We want to make sure that our tests are fairly assessing all the various demographic subgroups. All test publishers use differential item functioning analysis to identify questions that may discriminate against one group or another, but it requires a lot of data. Comparing boys and girls is an obvious choice because the data set is so big. But we only get data on which test-takers are boys or girls on about half of the assessments delivered, and we get even less response on information such as who is an English Learner, who has a disability, or who is a member of a racial or ethnic subgroup.
It has historically been up to users to decide if they want to share those data with us or not. Most schools choose not to. In part, that’s because the information is not directly helpful to them. It doesn’t help them assess students, so they don’t see much use in entering it.
To get those data, we have to go to each school or district individually and try to talk them into providing it. But this is protected personal information and schools are, quite reasonably, not eager to let those data go willy-nilly. Of course, we don’t need data that would identify students—just the demographic information—but the concern from schools is understandable and appropriate.
As schools see more and more utility in sharing data through secure systems with appropriate privacy protections in place, those data are becoming increasingly available. I’m optimistic that our recent acquisition of Schoolzilla will help us refine our assessments because the schools using it have already seen some benefit in sharing those data, and it’s already designed to separate the information we need from anything identifying the student personally.
Everyone’s trying to crack this nut, so I’m looking forward to seeing the progress we’ll make on it at Renaissance and in the field more broadly.
The future of assessment
Schools typically test kids at the beginning of the year to screen who’s high, who’s low, and who ought to get special treatment, and then at the end of the year to determine who learned and who didn’t. More frequent but less time-consuming assessments throughout the year can help guide differentiation and instruction. In cases that require frequent progress-monitoring, our Star Assessments can be used monthly or even as often as weekly, although three or four assessments throughout the year should be enough to help teachers make decisions about individual students’ instruction. The trend toward using assessments to guide instruction is pretty well developed here at Renaissance, but it continues to grow around the country. I think that is the direction that things will increasingly go in the coming years.
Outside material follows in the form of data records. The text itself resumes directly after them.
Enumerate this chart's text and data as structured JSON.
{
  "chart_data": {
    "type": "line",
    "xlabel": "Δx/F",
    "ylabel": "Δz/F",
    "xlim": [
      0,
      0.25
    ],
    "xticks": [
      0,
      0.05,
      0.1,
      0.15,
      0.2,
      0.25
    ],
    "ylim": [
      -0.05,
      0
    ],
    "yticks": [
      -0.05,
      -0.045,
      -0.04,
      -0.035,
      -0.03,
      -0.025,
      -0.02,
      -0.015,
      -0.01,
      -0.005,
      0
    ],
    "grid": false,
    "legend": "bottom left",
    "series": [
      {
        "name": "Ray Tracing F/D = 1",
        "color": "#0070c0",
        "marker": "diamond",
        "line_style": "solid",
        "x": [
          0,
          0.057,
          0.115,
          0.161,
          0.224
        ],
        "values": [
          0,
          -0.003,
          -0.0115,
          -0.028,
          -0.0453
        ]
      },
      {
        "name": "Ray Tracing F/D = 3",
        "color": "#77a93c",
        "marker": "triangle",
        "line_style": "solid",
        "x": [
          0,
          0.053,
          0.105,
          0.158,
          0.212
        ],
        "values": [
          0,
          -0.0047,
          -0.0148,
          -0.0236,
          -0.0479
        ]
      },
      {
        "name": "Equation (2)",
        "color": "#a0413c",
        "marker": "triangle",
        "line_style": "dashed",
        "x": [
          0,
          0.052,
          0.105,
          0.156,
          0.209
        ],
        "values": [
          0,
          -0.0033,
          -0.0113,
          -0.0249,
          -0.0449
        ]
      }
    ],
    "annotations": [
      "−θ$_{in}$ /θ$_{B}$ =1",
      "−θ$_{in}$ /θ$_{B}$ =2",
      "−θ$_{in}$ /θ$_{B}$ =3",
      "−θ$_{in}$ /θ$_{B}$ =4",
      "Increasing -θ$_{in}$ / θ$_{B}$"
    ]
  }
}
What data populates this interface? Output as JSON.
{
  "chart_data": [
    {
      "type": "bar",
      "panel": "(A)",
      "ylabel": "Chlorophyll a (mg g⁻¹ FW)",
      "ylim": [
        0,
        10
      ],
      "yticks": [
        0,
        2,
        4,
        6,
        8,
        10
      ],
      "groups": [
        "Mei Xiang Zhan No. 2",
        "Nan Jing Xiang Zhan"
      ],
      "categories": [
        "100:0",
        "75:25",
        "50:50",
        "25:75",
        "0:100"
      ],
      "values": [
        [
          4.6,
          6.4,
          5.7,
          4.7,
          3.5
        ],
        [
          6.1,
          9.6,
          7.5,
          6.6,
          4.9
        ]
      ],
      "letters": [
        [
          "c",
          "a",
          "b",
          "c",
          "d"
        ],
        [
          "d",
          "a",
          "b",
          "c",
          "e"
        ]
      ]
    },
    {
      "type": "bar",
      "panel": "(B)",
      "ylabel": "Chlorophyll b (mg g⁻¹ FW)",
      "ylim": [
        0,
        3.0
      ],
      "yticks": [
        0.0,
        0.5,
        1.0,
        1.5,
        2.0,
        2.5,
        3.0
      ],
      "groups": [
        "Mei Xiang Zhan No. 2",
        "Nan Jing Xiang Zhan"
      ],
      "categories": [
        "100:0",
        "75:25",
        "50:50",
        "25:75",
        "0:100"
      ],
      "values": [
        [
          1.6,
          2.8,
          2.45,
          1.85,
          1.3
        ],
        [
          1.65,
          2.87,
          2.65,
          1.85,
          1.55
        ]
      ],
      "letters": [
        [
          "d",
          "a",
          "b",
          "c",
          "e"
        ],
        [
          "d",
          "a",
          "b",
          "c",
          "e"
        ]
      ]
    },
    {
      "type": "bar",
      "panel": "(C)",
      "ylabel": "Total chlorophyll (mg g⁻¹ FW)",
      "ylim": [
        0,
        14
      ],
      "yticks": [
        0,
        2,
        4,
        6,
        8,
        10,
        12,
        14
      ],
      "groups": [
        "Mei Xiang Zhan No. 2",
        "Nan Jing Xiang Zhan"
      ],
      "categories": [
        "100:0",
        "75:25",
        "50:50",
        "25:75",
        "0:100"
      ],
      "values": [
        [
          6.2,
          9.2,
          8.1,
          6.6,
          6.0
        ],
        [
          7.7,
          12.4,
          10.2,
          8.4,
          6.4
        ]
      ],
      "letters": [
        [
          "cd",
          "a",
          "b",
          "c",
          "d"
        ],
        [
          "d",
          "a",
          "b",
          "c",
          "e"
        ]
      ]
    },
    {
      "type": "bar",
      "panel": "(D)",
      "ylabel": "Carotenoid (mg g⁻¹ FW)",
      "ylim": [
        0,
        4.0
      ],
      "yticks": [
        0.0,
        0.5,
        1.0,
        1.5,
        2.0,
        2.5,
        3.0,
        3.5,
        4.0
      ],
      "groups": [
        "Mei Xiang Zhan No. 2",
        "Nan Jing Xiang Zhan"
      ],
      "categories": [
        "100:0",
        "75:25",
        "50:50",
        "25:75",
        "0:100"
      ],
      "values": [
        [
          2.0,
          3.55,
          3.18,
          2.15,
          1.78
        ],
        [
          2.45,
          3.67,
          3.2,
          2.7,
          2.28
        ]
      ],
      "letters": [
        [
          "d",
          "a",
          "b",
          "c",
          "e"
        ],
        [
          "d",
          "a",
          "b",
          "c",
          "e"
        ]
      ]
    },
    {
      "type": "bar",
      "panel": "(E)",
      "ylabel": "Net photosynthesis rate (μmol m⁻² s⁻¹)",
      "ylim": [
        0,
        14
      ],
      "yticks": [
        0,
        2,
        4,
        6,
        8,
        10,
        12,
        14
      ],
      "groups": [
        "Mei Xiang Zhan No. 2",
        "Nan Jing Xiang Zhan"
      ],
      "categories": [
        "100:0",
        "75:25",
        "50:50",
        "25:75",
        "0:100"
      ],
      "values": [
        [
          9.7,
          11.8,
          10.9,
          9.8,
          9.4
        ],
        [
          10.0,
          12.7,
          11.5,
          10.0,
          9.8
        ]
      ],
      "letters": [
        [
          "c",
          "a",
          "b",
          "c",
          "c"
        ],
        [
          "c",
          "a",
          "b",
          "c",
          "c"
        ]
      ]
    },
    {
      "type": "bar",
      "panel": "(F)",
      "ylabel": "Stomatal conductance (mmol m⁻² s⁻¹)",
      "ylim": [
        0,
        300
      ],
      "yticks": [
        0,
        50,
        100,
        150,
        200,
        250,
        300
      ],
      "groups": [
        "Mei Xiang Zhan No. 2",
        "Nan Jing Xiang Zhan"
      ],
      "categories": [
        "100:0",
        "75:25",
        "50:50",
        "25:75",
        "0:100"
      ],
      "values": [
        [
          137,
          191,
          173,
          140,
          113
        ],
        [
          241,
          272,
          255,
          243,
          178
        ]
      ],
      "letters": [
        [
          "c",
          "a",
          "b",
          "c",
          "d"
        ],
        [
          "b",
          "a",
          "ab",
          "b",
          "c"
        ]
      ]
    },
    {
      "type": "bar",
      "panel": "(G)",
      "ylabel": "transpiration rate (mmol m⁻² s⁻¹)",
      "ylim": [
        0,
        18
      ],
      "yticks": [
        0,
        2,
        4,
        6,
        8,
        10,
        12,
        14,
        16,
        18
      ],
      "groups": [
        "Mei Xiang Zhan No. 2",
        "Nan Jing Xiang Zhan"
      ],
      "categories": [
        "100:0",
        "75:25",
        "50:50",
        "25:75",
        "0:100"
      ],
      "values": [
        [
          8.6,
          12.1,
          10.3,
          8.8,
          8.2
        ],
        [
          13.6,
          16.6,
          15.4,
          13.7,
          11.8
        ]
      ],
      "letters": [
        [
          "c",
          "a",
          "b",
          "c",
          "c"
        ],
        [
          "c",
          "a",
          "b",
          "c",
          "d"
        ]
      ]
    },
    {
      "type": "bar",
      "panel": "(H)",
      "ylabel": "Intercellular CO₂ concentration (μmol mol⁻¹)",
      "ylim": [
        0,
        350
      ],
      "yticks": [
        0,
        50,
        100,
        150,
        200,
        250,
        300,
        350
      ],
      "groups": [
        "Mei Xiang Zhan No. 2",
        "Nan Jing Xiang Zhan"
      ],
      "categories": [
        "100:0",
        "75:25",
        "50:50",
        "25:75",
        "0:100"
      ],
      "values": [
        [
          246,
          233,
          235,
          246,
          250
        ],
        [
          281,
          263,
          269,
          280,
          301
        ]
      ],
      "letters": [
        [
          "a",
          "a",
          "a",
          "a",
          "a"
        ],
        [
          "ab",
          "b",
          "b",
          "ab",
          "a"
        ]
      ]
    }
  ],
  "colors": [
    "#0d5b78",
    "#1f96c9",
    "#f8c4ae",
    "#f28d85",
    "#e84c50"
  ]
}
Kids will be grouped, and students will be treated similarly within their group, but differently across groups, in an effort to bring everyone to the same point of competency. It probably won’t fully succeed in bringing every student to the point we’d like to see them—it has never worked before in all the ways that have been tried—but I think it’s a much more promising approach that we should pursue vigorously in the near future.
Another approach that I think we’re going to see more of in the long term is embedded assessments. These are tests that are folded into instruction so as to be indistinguishable. In theory, students won’t even know they’re being assessed, and the results should be available to inform instruction almost immediately.
This concept is new enough that it needs to be validated more. There will be some surprises (both happy and disappointing) as it’s developed and refined, but we’re likely to see a great deal of evolution on embedded assessments.
Increasingly, artificial intelligence (AI) applications are in development or used in educational settings, whether for assessment or instruction or a combination of the two. As with embedded assessments, the field still has a lot of shaking out to do, but it’s promising.
Again, I am optimistic while maintaining a healthy skepticism about changes like this. When new technologies come along, they need to be explored just as computer-adaptive testing was explored. CAT succeeded. A lot of other technologies have fallen by the wayside for one reason or another, and we’ll see that happen going forward again with other possibilities AI will open for us.
We need to be appropriately conscious of the fact that most exciting innovations will fall short for one reason or another. But that’s “old guy talk” that we don’t want to hear from the younger researchers exploring these new avenues. We need to encourage those innovators so they pursue the work that will uncover technologies and methodologies as effective as CAT.